ARCHAEOACOUSTICS: SPACES and SOUND in the ANCIENT WORLD
Bringing a new dimension to what we know about our past
Island of Malta 11-14 November 2010
The field is an application of the sense of hearing to the science of archaeology. We are particularly interested in the role acoustic behavior may have had in the development and design of important architecture and ritual spaces throughout the ancient western world. Preliminary studies have shown that manmade prehistoric chambers still resonate at a sound wave frequency which appears to shift brain activity in the prefrontal cortex; just as the rooms would have done when they were created. This shifting is thought to emphasize a part of the brain that deals with creativity, mood and emotional processing. What effect could this have had on the people who used such spaces? Was the phenomenon deliberately manipulated? What practices seem to reflect an early human desire to “tune in”? Why?
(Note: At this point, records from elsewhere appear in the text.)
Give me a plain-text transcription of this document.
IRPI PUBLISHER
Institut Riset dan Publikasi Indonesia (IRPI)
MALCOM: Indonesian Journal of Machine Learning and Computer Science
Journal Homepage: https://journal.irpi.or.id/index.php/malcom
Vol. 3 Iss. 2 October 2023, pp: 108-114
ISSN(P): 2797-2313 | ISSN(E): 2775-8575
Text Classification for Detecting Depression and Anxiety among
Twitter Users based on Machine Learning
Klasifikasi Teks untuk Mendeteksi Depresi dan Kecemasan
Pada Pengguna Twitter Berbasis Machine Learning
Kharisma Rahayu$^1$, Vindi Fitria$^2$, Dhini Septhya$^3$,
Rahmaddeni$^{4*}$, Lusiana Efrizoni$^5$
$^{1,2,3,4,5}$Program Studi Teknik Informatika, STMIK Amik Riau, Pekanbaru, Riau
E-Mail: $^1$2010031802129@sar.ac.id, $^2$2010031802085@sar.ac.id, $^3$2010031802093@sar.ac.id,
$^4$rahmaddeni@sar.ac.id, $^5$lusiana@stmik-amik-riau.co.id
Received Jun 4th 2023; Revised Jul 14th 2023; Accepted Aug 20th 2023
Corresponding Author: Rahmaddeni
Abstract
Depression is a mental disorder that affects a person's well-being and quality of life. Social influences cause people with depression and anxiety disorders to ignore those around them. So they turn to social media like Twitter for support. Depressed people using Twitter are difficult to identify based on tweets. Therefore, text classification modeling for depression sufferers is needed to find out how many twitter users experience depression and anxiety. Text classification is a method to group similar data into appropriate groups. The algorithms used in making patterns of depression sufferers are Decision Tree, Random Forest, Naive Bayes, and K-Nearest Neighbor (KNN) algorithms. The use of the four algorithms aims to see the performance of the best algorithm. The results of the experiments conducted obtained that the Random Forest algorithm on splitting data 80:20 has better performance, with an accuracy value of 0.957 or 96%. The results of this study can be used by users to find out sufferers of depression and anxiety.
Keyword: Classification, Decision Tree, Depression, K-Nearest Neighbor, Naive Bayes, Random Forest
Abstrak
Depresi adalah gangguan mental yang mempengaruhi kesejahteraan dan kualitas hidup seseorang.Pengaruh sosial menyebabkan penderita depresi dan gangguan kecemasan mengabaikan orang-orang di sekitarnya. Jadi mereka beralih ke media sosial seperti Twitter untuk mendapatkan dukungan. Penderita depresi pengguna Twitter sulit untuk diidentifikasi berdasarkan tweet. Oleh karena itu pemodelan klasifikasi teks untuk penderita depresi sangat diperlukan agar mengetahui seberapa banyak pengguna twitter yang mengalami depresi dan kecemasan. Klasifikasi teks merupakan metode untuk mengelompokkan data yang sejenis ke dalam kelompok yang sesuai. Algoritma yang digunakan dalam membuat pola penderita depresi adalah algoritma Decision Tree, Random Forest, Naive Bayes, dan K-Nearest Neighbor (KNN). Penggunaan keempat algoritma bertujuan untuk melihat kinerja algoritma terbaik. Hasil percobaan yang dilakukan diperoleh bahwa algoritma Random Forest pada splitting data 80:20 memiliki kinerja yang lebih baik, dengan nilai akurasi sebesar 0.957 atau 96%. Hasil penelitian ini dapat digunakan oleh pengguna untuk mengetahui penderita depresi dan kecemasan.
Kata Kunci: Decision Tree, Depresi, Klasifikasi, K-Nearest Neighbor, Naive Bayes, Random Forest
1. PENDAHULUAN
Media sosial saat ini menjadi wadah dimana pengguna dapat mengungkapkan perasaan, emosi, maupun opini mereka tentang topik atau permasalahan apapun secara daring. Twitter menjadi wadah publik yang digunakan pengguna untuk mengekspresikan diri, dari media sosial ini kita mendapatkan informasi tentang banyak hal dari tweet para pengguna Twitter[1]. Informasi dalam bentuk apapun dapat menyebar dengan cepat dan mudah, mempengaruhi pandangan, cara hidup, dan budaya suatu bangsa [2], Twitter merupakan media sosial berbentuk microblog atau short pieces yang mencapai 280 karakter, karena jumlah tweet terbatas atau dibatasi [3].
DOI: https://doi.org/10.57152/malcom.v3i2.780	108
How can we apply this information today?
Maybe the Oracle at Delphi was onto something!
The intent of this conference is to provide a forum for expanding previous conceptions and introducing new methodologies exploring the importance of sound in the ancient world, with focused expertise from a variety of backgrounds:
- Art History
Submission of abstracts and proposals for posters/demos will be open until 15 April. Announcements will be made by 30 April. Registration will open 01 May.